The first steps toward detente in Europe were taken before the Prague Spring. In March 1966, Brezhnev blasted the United States in his report to the XXIIIrd Party Congress, but also called for "achieving European security" on the basis of the territorial status quo.231 That same year, President Charles de Gaulle of France, responding to repeated Soviet appeals for broader cooperation, visited Moscow. While de Gaulle was seeking an independent role for France in bridging the East-West confrontation, Brezhnev and Gromyko saw France as the key to a new relationship with Europe.

French-Soviet detente survived the test of Czechoslovakia. It was invigorated by President Georges Pompidou’s visit to Moscow in October 1970 and Brezhnev’s visit to France in the spring of 1971. France and the Soviet Union signed a declaration on relations between the two countries, which became a tentative model for European security principles. France then became the first country officially to endorse the Soviet proposal for a European security conference.

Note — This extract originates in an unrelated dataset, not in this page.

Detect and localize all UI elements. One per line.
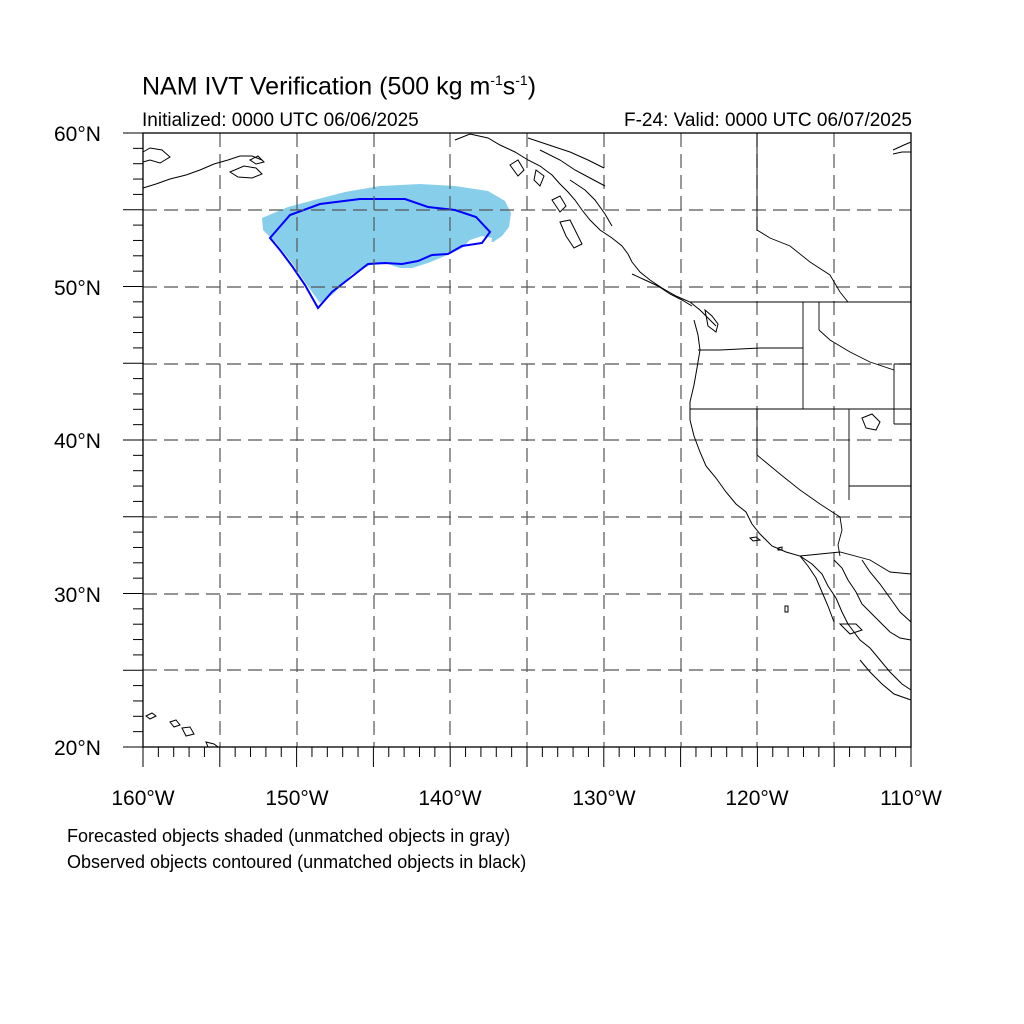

As for West Germany, it was slowly moving away fTom its earlier policy of no contact with the Eastern bloc, while not abandoning its ultimate goal of unification. When Willy Brandt was elected chancellor of West Germany in October 1969, he launched a program of Ostpolitik aimed at relaxing tensions in Europe by recognizing East Germany, along with postWorld War II territorial changes in Europe. Brandt chose to deal directly with the Soviet Union first (rather than with its East European allies) as a way of allaying Moscow’s concerns about West German-East German rapprochement.

As a result of very fast-moving and productive negotiations, the USSR and West Germany signed a non-aggression pact (the Moscow Treaty) in 1970. Next, Brandt signed similar treaties regulating the borders of the two Germanys with Poland, Czechoslovakia, and the German Democratic Republic (GDR). The process was completed in 1971 by a Quadripartite Agreement on Berlin signed by the USSR, the United States, Britain and France. The Soviets, for their part, pressured the Stalinist East German leader Walter Ulbricht to step down and be replaced by a more open-minded Erich Honecker. After this leadership transition, the two Germanys extended recognition to each other and signed a bilateral treaty in December 1972. In this way, Brezhnev and company achieved through careful, steady negotiation what Khrushchev had failed to achieve through ultimatums, bluster, and bluff.